A monitor can do ten knots without blowing its boilers. The deck was quivering beneath my boots like a living thing. The river was booming along at another eight knots and when the current caught the boat and sucked it into the maelstrom between the torn wings of the dam we were clipping along at the speed of a galloping horse.

And then the deck gave a lunge and Howard stumbled into me and grabbed my jacket to keep his feet. The great stern wheel had stopped! I looked up to the pilothouse and Ferrell’s face was frozen in terror. He had lost his nerve and was trying to stop the Neosho from its plunge to destruction. Too late! Too late! Any fool could see that we were committed. The pull of the roaring, rushing red water had us and wouldn’t let us go. Our only hope to avoid the rocks and sunken barges was a cool hand on the wheel and enough speed for the rudder to bite and Ferrell was paralyzed with fear. He had ordered full stop. We had lost all way in relation to the current and the rudder was useless. He opened his mouth in a scream that was lost above the rush of foam and water. I turned to forward and joined him with my own scream.

Thirty yards ahead the river disappeared. It was there racing before us in waves as thick and slick as oil, and then it wasn’t. We were racing over a cliff and then the current gripped us like a dog with a rat and the monitor lunged sideways, out of all control and slammed into a half-sunken barge like a drunken dancer. The collision slewed us back around and the Neosho went over the falls bow first in a swoop that brought last night’s bourbon up and out. The bow went under up to the great turret and then the river boiled around it and up past to the stack. She hit bottom with a jar that set the signal staff whipping like a cane pole. My hands tore from the mast and I tumbled half the length of the deck before I came up hard against a davit, gulping like a catfish and howling like a wet dog. It seems that I broke my right thumb.

The Neosho spun around like a kiddy’s top in a complete pirouette before that fool Ferrell gathered his guts and began to pilot his boat. The craven had almost scuppered us all, losing his nerve in the breach, stopping the engines and letting the boat find its own way over the falls. If we hadn’t fetched into the barge we’d have gone over the drop sideways. The boat would have turned turtle and I would have been smashed on the bottom of the Red River with the weight of an ironclad river monitor driving me into the mud.
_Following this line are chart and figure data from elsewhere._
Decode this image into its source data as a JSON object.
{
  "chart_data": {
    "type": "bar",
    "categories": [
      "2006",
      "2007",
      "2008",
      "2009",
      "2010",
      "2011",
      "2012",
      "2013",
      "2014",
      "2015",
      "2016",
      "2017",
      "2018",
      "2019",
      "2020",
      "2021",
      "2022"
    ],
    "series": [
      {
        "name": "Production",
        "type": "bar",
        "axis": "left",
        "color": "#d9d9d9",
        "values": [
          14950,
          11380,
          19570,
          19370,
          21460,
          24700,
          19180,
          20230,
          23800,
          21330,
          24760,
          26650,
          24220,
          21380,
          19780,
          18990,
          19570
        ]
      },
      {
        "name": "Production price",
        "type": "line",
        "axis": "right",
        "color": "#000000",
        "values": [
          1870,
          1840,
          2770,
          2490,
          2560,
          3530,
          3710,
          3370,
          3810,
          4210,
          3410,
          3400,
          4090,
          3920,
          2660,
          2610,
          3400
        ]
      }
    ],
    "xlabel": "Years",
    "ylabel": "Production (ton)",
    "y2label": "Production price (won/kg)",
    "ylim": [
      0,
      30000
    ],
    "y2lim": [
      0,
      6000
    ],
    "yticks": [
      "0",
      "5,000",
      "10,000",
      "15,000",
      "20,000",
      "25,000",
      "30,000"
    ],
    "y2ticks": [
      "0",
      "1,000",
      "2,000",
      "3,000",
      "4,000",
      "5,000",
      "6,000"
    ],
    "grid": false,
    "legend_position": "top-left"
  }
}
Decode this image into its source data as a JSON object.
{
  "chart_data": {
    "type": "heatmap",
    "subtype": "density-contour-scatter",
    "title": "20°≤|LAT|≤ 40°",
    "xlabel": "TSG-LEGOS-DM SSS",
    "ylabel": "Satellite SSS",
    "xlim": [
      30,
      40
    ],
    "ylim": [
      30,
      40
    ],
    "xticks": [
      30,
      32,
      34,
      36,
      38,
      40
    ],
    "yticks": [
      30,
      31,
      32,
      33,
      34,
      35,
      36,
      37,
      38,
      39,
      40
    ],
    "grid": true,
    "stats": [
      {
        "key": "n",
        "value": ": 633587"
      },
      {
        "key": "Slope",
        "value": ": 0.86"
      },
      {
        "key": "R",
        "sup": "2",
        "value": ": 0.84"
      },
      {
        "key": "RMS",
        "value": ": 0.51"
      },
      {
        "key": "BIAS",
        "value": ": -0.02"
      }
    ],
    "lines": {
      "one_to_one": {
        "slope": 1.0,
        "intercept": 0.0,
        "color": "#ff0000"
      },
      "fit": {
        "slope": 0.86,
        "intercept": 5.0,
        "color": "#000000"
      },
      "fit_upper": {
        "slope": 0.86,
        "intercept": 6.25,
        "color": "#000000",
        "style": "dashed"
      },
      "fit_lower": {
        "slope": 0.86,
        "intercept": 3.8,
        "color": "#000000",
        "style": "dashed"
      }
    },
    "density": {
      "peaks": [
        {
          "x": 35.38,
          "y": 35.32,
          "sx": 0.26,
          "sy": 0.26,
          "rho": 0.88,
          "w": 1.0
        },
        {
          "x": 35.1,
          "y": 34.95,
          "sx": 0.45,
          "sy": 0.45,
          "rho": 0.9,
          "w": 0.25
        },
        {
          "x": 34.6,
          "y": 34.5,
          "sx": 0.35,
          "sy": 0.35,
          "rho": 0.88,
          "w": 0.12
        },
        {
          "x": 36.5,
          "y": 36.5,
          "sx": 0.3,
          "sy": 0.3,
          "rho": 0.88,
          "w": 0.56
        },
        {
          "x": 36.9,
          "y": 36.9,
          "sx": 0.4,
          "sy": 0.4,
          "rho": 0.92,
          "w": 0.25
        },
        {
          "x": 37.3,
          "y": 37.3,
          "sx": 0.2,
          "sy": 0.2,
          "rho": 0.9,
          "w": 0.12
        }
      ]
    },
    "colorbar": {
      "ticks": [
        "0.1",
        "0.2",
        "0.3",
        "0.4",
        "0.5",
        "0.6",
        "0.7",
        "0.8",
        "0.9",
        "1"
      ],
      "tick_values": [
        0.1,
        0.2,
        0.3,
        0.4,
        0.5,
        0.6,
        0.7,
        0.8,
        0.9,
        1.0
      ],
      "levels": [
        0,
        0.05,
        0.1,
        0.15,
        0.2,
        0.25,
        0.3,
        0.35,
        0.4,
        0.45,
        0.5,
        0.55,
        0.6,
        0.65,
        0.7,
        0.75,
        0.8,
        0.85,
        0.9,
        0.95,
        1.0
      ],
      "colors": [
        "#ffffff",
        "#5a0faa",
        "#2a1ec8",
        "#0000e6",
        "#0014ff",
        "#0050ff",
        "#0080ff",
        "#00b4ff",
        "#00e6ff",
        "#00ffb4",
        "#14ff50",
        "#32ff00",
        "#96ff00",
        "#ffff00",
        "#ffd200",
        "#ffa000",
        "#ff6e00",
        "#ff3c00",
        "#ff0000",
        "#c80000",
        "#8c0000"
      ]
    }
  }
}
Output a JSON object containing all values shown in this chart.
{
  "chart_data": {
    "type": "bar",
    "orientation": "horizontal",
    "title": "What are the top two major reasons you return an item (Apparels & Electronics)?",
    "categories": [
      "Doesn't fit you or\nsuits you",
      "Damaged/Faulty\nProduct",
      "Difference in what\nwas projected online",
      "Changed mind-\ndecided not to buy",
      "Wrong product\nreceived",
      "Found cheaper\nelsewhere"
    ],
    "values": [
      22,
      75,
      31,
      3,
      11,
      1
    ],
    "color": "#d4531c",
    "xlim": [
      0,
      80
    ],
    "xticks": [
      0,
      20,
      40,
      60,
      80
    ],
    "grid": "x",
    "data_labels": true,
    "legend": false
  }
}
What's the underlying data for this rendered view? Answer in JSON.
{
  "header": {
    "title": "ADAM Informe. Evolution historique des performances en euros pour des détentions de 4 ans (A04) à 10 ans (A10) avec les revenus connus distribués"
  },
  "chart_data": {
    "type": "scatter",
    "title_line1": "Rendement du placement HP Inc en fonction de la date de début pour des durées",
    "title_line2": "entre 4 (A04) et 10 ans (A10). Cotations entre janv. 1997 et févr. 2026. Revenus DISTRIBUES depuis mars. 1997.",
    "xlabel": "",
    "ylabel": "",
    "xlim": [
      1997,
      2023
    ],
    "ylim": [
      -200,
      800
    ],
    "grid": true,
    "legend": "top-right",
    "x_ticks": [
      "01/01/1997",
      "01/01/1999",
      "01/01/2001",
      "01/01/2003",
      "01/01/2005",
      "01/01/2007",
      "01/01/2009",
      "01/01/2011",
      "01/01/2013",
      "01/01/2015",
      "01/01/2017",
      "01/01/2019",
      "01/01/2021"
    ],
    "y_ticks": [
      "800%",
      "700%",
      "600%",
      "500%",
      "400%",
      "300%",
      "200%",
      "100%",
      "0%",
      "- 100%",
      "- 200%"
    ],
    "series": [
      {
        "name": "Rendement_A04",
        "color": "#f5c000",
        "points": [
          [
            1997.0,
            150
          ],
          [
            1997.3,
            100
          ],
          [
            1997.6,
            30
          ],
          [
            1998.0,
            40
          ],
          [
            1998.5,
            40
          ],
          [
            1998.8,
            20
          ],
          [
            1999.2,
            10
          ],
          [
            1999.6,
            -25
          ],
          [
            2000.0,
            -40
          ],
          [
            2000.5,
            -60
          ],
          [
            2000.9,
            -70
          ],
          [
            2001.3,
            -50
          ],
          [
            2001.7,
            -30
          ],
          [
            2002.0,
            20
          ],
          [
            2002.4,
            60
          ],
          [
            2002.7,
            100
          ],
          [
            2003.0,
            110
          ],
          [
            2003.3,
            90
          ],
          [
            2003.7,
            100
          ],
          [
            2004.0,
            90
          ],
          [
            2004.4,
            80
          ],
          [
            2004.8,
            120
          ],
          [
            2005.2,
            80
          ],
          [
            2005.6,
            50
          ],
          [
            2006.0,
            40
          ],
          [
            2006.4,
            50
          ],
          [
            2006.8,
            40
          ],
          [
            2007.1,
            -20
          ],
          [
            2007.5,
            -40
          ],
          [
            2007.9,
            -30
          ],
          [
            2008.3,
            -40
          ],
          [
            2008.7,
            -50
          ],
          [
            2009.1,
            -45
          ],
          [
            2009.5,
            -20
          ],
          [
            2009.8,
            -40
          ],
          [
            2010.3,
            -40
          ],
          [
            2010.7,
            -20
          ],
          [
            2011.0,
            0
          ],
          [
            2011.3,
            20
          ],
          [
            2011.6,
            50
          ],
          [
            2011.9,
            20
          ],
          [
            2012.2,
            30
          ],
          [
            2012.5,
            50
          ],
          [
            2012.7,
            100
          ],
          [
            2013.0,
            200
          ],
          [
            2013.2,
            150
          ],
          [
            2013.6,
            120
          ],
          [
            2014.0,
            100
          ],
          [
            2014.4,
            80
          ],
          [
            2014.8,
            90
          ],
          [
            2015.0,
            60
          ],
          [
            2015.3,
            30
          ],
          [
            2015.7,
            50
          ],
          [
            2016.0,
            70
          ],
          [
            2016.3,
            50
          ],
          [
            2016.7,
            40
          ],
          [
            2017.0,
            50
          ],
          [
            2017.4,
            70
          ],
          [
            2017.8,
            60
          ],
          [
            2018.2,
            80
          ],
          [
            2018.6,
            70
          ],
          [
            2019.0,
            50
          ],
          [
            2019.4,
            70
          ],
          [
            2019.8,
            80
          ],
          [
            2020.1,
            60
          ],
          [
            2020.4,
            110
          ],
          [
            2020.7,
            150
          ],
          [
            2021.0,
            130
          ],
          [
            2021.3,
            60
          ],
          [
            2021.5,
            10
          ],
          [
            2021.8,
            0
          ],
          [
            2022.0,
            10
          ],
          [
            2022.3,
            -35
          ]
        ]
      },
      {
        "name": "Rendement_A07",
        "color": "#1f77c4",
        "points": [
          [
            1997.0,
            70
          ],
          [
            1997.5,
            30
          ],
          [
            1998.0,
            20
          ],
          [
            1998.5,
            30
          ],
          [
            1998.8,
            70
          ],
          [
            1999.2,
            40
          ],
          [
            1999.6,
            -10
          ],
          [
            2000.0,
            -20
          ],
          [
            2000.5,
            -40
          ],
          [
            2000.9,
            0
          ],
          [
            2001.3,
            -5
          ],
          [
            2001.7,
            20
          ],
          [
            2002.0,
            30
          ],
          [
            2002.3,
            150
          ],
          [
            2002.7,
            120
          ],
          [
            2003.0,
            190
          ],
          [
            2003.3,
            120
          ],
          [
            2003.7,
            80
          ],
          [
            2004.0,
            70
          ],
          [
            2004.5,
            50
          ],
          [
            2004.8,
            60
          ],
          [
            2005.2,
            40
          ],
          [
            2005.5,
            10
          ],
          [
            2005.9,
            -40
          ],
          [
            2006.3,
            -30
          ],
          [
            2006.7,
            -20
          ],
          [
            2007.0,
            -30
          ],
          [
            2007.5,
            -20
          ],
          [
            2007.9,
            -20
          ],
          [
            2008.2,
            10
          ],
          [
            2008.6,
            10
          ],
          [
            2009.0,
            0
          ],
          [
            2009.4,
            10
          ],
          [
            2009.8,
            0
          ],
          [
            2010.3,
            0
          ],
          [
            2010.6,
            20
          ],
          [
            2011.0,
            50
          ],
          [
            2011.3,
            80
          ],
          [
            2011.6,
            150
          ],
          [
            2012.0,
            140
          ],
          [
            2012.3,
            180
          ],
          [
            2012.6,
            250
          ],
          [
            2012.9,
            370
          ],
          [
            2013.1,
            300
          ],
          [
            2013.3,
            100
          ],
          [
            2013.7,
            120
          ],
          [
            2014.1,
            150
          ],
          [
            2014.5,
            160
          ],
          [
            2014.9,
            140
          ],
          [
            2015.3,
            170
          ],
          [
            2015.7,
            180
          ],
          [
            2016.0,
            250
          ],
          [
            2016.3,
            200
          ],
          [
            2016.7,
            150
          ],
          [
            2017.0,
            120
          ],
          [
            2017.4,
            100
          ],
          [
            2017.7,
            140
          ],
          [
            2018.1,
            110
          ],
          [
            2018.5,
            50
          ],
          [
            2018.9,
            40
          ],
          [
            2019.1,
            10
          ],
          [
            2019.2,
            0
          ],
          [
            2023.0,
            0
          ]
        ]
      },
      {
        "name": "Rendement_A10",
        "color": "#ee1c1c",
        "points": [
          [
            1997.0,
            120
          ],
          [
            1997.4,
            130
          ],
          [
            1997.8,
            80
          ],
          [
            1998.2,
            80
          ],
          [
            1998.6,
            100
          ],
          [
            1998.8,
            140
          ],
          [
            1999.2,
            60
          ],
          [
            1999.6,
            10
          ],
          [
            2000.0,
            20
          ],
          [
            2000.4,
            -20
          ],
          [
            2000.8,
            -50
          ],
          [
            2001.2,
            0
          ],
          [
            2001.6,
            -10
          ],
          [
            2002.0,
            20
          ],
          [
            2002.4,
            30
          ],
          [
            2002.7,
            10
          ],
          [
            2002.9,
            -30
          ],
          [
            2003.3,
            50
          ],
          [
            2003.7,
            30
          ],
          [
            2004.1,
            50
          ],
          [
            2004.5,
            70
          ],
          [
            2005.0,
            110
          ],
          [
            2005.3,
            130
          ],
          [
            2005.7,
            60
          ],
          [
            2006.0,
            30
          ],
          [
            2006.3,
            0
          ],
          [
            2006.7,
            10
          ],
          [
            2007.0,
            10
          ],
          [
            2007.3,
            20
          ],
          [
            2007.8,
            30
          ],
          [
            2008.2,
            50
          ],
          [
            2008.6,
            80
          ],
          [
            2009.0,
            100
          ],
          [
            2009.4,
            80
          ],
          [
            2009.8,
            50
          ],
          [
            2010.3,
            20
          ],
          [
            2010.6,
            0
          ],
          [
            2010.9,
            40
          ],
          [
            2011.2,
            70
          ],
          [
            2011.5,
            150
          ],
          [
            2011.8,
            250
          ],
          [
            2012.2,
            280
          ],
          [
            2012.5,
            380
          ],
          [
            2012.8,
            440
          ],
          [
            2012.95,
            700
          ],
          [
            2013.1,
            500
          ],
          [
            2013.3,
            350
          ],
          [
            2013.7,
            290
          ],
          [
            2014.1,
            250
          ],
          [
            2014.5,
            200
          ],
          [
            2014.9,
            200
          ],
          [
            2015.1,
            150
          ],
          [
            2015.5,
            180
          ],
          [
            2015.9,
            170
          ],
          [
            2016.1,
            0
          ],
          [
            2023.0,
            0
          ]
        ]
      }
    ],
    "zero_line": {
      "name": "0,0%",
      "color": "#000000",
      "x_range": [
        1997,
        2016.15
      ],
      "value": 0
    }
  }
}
Damnation in a berry basket, but I was hard used. I was sopping wet, blowing snot from my snoot in slimy ropes and the knees were out of my britches. My poor thumb, twisted behind my knuckles was turning purple, hurting like blazes and swelling like a blood-gorged leach. The bluejackets ignored my distress, rot their rations, and began a cheer of salvation and pride. It was returned three times three from the mob along the levee. I looked upstream to the dam and it was a sight to see. Red water boiled in a Niagara over the gap that tumbled down a ten-foot drop into the placid Alexandria riverfront. How the blazes could we have done it without smashing to bits? And then I saw exactly how we did it. The bow of the other monitor appeared like a specter through the mist thrown up by the cascade. It flew out over the drop for half its length before it tipped in a sickening plunge that took it underwater to its turret, but there was no smash from hitting the bottom. This boat had gone over under full steam and control and she shook the water from her bow like a spaniel. With flags flying and whistle blowing it bobbed even with the Neosho. A few minutes later the tinclad made her run with spectacular splashing, frenzied cheering and the spectacle was over.